Module Invocation Formalism: For $(f_\theta)$ $(f_{θ})$ the LRM,
- Without tools: $y = \arg\max_y P_\theta(y|P)$ .
- Interpreter: $code = \arg\max_c P_\theta(c|P)$ , $answer = Exec(code)$ .
- Scratchpad: $(A_t, S_{t+1}) = \arg\max_{a,s} P_\theta(a,s|P,S_t)$ , $y = \mathrm{Concat}(A_1…A_{T_{final}})$ .

These formalizations facilitate robust chaining of external computation and multi-step self-guided reasoning within CompassMax-V3-Thinking.

4. Experimental Evaluation and Statistical Insights

CompassMax-V3-Thinking demonstrates consistent and statistically significant performance gains in challenging reasoning benchmarks.

Apple "Thinking-Illusion" Benchmark: Four task classes (Tower of Hanoi, Checker Jumping, River Crossing, Blocks World) across $N\in\{3,5,7,9,11,13\}$ are used.
Models Compared: DeepSeek-V3, DeepSeek-R1, Qwen 3, and Qwen 3 Thinking. Both tool-augmented and non-augmented settings are evaluated.
Key Outcomes:
- PoT augmentation allows DeepSeek-R1 to achieve 96–100% average success on challenging configurations versus 4–5% for the best LLMs without such tool support.
- Scratchpad augmentation delivers up to 80% success in DeepSeek-R1 for hard Blocks World instances where non-tool models fail.
Statistical Testing: Paired McNemar’s test confirms p<0.001 for River/Blocks tasks when using PoT, indicating consistent, robust improvement (Song et al., 23 Jul 2025).

Performance summary for $N\geq 5$ :

Model	Direct	PoT	Scratchpad
DeepSeek-V3 (LLM)	4%	100%	15%
DeepSeek-R1 (LRM)	5%	96%	48%
Qwen 3	2%	0%	10%
Qwen 3 Thinking (LRM)	2%	0%	15%

5. System Design, Prompting, and Implementation Best Practices

Robust deployment of CompassMax-V3-Thinking requires attention to prompt engineering, safe tool invocation, systematic debugging, and resource control:

Prompt Engineering: System prompts should present concise puzzle rules and tool interface schemas; three in-context examples (small $N$ ) are recommended for multi-step scratchpad prompting. For PoT, at least one example of code generation is advised.
Safe Tool Invocation: Python interpreters must be sandboxed and version-locked. Resource limits (e.g., 20-minute execution and RAM quotas) are enforced to avoid runaway code. For T&E, careful parsing enables internal error catching.
Debugging: All intermediate code and scratchpad states are logged; failures are systematically analyzed for code validity, scratchpad consistency, and correct halting.
Resource Efficiency: Scratchpad max-steps $T$ should be dynamically tuned (e.g., $T\approx \lceil(2^N-1)/300\rceil$ for Hanoi). Token consumption is monitored; PoT reduces on-model token usage by outsourcing computation to Python.

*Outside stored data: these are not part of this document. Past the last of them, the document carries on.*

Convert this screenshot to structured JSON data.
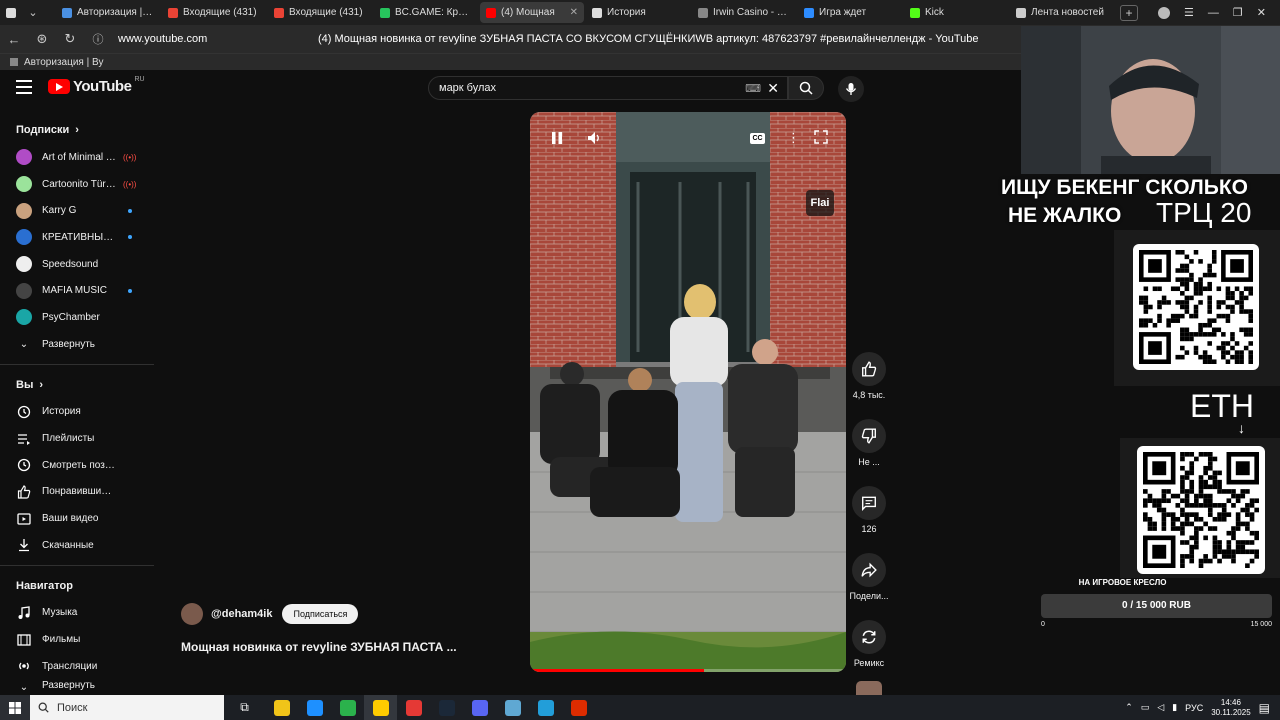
{
  "browser": {
    "tabs": [
      {
        "title": "Авторизация | Ву",
        "color": "#4a90e2"
      },
      {
        "title": "Входящие (431)",
        "color": "#ea4335"
      },
      {
        "title": "Входящие (431)",
        "color": "#ea4335"
      },
      {
        "title": "BC.GAME: Крипто",
        "color": "#27c45d"
      },
      {
        "title": "(4) Мощная",
        "color": "#ff0000",
        "active": true
      },
      {
        "title": "История",
        "color": "#dddddd"
      },
      {
        "title": "Irwin Casino - дост",
        "color": "#888888"
      },
      {
        "title": "Игра ждет",
        "color": "#2d8cff"
      },
      {
        "title": "Kick",
        "color": "#53fc18"
      },
      {
        "title": "Лента новостей",
        "color": "#cccccc"
      }
    ],
    "url": "www.youtube.com",
    "page_title": "(4) Мощная новинка от revyline ЗУБНАЯ ПАСТА СО ВКУСОМ СГУЩЁНКИWB артикул: 487623797 #ревилайнчеллендж - YouTube",
    "bookmark": "Авторизация | Ву"
  },
  "youtube": {
    "logo": "YouTube",
    "logo_region": "RU",
    "search_value": "марк булах"
  },
  "sidebar": {
    "subs_title": "Подписки",
    "channels": [
      {
        "name": "Art of Minimal T...",
        "color": "#b04cc6",
        "badge": "live"
      },
      {
        "name": "Cartoonito Türkiye",
        "color": "#9be39b",
        "badge": "live"
      },
      {
        "name": "Karry G",
        "color": "#c9a17e",
        "badge": "dot"
      },
      {
        "name": "КРЕАТИВНЫЙ ...",
        "color": "#2a6fd1",
        "badge": "dot"
      },
      {
        "name": "Speedsound",
        "color": "#eeeeee",
        "badge": ""
      },
      {
        "name": "MAFIA MUSIC",
        "color": "#444444",
        "badge": "dot"
      },
      {
        "name": "PsyChamber",
        "color": "#1aa6a6",
        "badge": ""
      }
    ],
    "expand": "Развернуть",
    "you_title": "Вы",
    "you_items": [
      "История",
      "Плейлисты",
      "Смотреть позже",
      "Понравившиеся",
      "Ваши видео",
      "Скачанные"
    ],
    "nav_title": "Навигатор",
    "nav_items": [
      "Музыка",
      "Фильмы",
      "Трансляции",
      "Развернуть"
    ]
  },
  "video": {
    "watermark": "Flai",
    "cc": "CC",
    "progress": 0.55,
    "channel": "@deham4ik",
    "subscribe": "Подписаться",
    "title": "Мощная новинка от revyline ЗУБНАЯ ПАСТА ..."
  },
  "actions": {
    "like": "4,8 тыс.",
    "dislike": "Не ...",
    "comments": "126",
    "share": "Подели...",
    "remix": "Ремикс"
  },
  "overlay": {
    "line1": "ИЩУ БЕКЕНГ СКОЛЬКО",
    "line2": "НЕ ЖАЛКО",
    "trc": "ТРЦ 20",
    "eth": "ETH",
    "donate_title": "НА ИГРОВОЕ КРЕСЛО",
    "donate_value": "0 / 15 000 RUB",
    "donate_progress": 0,
    "donate_min": "0",
    "donate_max": "15 000"
  },
  "taskbar": {
    "search": "Поиск",
    "lang": "РУС",
    "time": "14:46",
    "date": "30.11.2025",
    "apps": [
      "#f0c419",
      "#1e90ff",
      "#2bb24c",
      "#ffcc00",
      "#e53935",
      "#1b2838",
      "#5865f2",
      "#5fa8d3",
      "#229ed9",
      "#dd2c00"
    ]
  }
}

6. Benchmarking and Comparative Performance

CompassMax-V3-Thinking achieves state-of-the-art results across a spectrum of in-house and public benchmarks:

E-commerce macro-average: 85.79 (vs. 85.14 for CompassMax-V3, 80.89 DeepSeek-R1, 79.10 Gemini-2.5-pro).
SEA Multilingual: 86.41 (vs. 85.58).
General-Ability Battery: 76.01 (vs. 64.49).
ARC Coding: HumanEval Pass@1 = 98.17; MBPP = 73.54.
ARC Reasoning: AIME24 = 83.30; HMMT = 46.70.
Alignment: IFeval strict = 85.40 (Zeng et al., 8 Dec 2025).

These results underscore the central CompassMax-V3-Thinking principle: every prompt must matter, enabled by comprehensive ZVE filtering, ESPO credit assignment, deterministic routing, and token/resource-efficient scaling.

7. Future Directions and Prospective Extensions

Empirical and theoretical considerations suggest promising extensions for CompassMax-V3-Thinking:

Adaptive scratchpad and interpreter orchestration for hybrid, context-sensitive reasoning workflows.
Integration of tool invocation confidence modeling to inform when augmentation is likely to be beneficial.
Augmented reward modeling and dynamic credit assignment for increasingly open-ended, real-world tasks.
Scalability to multi-agent or interactive settings, where prompt-adaptive pipeline steps and tool use are co-learned.

A plausible implication is that further harmonization of RL signal propagation, tool-augmented reasoning, and system-level scheduling mechanisms will facilitate even greater reliability and throughput as model and task complexity continue to increase (Song et al., 23 Jul 2025, Zeng et al., 8 Dec 2025).